Thanks for all the responses, I'll definately give the slow approach a try! I just hope tonight goes well haha I have to catch them for a viv clean out! Gotta give it a good clean, this will be fun!

Thanks again all, loving this very helpful community!


----------



## SleepyD (Feb 13, 2008)

ShibbyMan666 said:


> Thanks for all the responses, I'll definately give the slow approach a try! I just hope tonight goes well haha I have to catch them for a viv clean out! Gotta give it a good clean, this will be fun!

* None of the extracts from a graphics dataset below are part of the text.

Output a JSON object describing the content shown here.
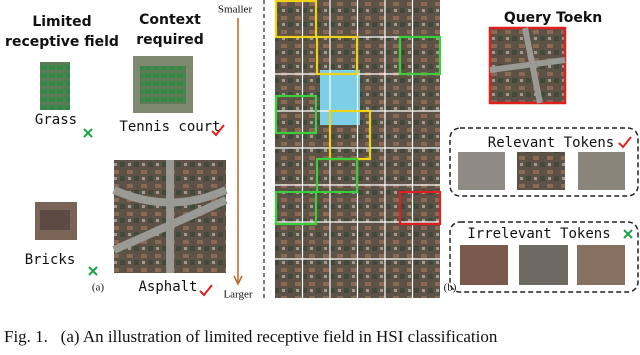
{
  "panel_a": {
    "left_title": [
      "Limited",
      "receptive field"
    ],
    "center_title": [
      "Context",
      "required"
    ],
    "scale": {
      "top": "Smaller",
      "bottom": "Larger"
    },
    "samples": {
      "grass": "Grass",
      "tennis": "Tennis court",
      "bricks": "Bricks",
      "asphalt": "Asphalt"
    },
    "label": "(a)"
  },
  "panel_b": {
    "query": "Query Toekn",
    "relevant": "Relevant Tokens",
    "irrelevant": "Irrelevant Tokens",
    "label": "(b)"
  },
  "caption": "Fig. 1.   (a) An illustration of limited receptive field in HSI classification"
}
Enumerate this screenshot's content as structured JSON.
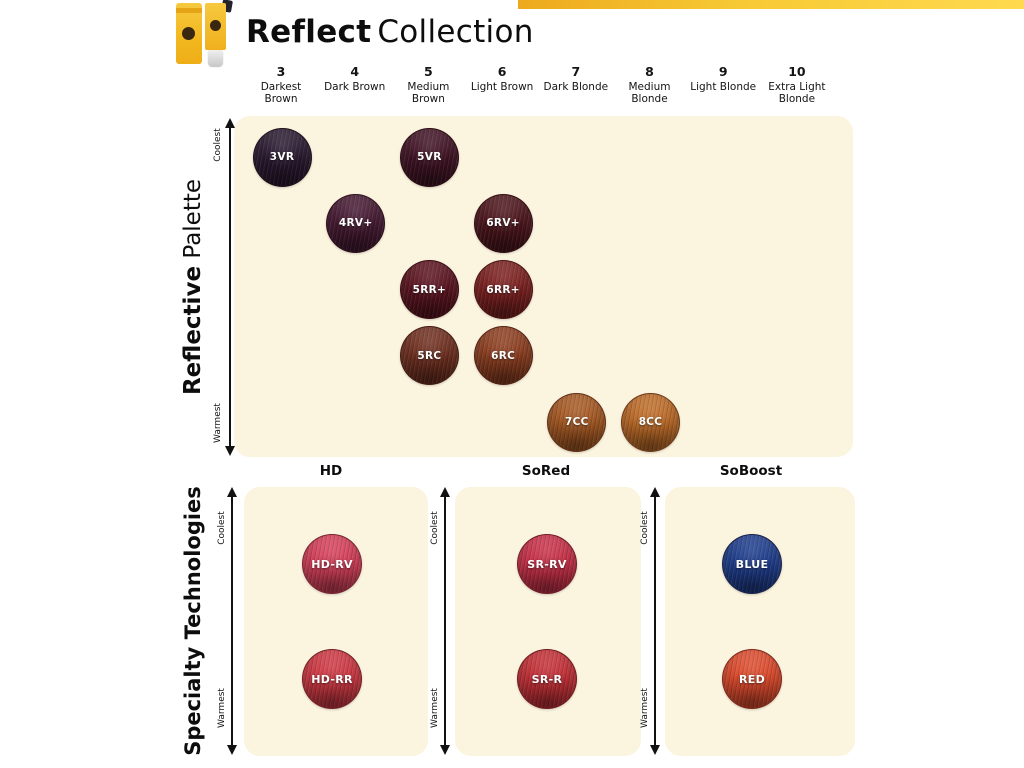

if they're that skittish then it may be worth using a tupperware container to trap them in as opposed to trying to chase/catch them around the viv with your hands


----------



## ShibbyMan666 (Feb 23, 2009)

Great idea! I would rather they are caught by hand but if that proves to be too stressful for them I'll try that one! I wish my brain worked in the evenings


----------



## hawktrainer (Dec 2, 2010)

ShibbyMan666 said:


> Hey all, a bit of a silly question but I would love to know experienced keepers tips on taming them.
> 
> I have found it incredibly easy getting my beardie tame however to my suprise my Gecko's are proving quite the challenge! I've had them about a month now as babies and after daily attempts to handle them they still flee whenever that evil hand of doom approaches! I don't want to try too hard as I really don't want to stress them.
> 
> ...


i was wondering the same thing as m8 8month femail is eval drown blood a cuple times now


----------